Radiation therapy is not always used during colon cancer treatment. While there are a few situations in which radiation therapy might be recommended, chemotherapy and surgery play larger roles in the treatment of colorectal cancers.
At Moffitt Cancer Center, we evaluate each patient on an individual basis to determine which therapies offer the most promise. Depending on the specifics of a patient’s diagnosis, our oncologists might recommend colon cancer radiation therapy if:
- A tumor has spread into a nearby organ
- A tumor has grown into the membrane that lines the abdomen
- The cancer has spread to the bones or brain
Radiation therapy is rarely the only treatment recommended for patients with colorectal cancer. In most cases, it is provided after surgery to destroy residual cancer cells. Patients who receive radiation therapy after surgery often have better outcomes than patients who undergo surgery without a follow-up treatment.

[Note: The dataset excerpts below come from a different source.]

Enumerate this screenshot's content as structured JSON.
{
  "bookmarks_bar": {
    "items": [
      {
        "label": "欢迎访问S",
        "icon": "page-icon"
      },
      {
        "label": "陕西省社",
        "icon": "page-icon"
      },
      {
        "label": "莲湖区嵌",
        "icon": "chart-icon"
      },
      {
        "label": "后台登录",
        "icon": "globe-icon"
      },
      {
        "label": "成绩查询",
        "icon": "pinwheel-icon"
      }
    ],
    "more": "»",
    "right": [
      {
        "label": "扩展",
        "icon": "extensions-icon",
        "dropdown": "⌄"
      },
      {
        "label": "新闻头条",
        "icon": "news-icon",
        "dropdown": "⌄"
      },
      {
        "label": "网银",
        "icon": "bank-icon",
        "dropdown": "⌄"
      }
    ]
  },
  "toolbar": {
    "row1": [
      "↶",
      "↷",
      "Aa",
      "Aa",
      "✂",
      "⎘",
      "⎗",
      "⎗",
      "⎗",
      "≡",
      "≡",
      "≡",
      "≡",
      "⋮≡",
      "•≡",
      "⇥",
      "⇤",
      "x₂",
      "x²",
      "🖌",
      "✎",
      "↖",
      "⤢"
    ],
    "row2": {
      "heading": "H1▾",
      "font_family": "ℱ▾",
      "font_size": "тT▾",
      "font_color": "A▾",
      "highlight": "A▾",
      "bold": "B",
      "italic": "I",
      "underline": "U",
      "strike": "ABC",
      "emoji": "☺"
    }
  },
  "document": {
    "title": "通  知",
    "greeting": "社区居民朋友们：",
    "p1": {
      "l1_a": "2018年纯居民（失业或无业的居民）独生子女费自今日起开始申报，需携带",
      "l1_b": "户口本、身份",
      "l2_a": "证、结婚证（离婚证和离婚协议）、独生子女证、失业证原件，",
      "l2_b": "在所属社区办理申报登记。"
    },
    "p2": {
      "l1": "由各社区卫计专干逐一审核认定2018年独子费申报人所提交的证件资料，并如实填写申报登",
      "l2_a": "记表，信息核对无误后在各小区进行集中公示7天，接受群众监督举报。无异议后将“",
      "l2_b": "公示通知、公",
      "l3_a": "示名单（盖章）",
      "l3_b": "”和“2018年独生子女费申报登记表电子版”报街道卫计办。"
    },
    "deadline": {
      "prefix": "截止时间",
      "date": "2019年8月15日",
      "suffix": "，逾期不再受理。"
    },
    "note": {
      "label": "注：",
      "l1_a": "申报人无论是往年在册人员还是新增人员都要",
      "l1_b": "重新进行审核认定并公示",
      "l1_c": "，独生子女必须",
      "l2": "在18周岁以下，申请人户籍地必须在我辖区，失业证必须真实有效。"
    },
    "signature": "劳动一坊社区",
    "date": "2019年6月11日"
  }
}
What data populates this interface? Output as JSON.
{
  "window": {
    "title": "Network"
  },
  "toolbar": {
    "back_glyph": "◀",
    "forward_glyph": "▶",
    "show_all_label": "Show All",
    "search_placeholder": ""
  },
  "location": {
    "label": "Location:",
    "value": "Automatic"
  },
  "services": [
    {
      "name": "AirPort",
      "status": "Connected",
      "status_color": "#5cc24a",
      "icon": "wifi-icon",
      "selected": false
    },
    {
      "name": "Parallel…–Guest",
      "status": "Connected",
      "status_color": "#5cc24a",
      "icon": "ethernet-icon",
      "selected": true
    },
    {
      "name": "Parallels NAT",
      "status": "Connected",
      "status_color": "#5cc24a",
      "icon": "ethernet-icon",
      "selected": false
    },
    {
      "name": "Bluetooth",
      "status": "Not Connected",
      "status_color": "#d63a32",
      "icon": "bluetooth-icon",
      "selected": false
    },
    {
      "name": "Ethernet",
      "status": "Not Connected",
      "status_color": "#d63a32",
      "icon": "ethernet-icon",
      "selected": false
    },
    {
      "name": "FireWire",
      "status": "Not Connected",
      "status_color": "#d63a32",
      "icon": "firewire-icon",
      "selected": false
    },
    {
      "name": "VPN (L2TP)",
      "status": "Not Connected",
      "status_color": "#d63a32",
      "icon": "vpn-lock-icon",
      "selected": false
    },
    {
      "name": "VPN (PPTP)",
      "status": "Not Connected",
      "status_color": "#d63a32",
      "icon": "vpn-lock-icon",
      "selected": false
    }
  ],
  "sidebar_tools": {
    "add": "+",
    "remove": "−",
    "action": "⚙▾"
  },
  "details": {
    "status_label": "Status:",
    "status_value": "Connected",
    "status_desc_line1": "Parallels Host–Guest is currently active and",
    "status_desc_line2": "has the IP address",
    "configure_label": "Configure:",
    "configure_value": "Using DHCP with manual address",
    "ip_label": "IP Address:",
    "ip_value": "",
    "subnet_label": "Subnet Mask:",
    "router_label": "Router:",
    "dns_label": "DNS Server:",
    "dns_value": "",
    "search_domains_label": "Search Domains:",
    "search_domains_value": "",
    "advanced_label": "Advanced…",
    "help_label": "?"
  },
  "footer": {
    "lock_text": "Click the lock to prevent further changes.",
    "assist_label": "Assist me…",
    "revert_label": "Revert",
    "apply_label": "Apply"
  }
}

Whenever colon cancer radiation therapy is administered, there is a chance that healthy cells will be exposed to radiation along with the cancerous ones. However, Moffitt’s radiation oncologists are trained in several advanced delivery techniques that can help minimize radiation exposure to healthy tissues. These include intensity-modulated radiation therapy (IMRT), in which each beam is precisely shaped so that it does not penetrate the tissues beneath a tumor, and intraoperative radiation therapy, in which radioactive beams are aimed a cancer site during surgery. Perhaps most importantly, our radiation therapy team has extensive experience in treating cancers of the colon and rectum and has achieved outstanding results with these advanced technologies. As a result, many of our patients experience fewer side effects and an enhanced quality of life.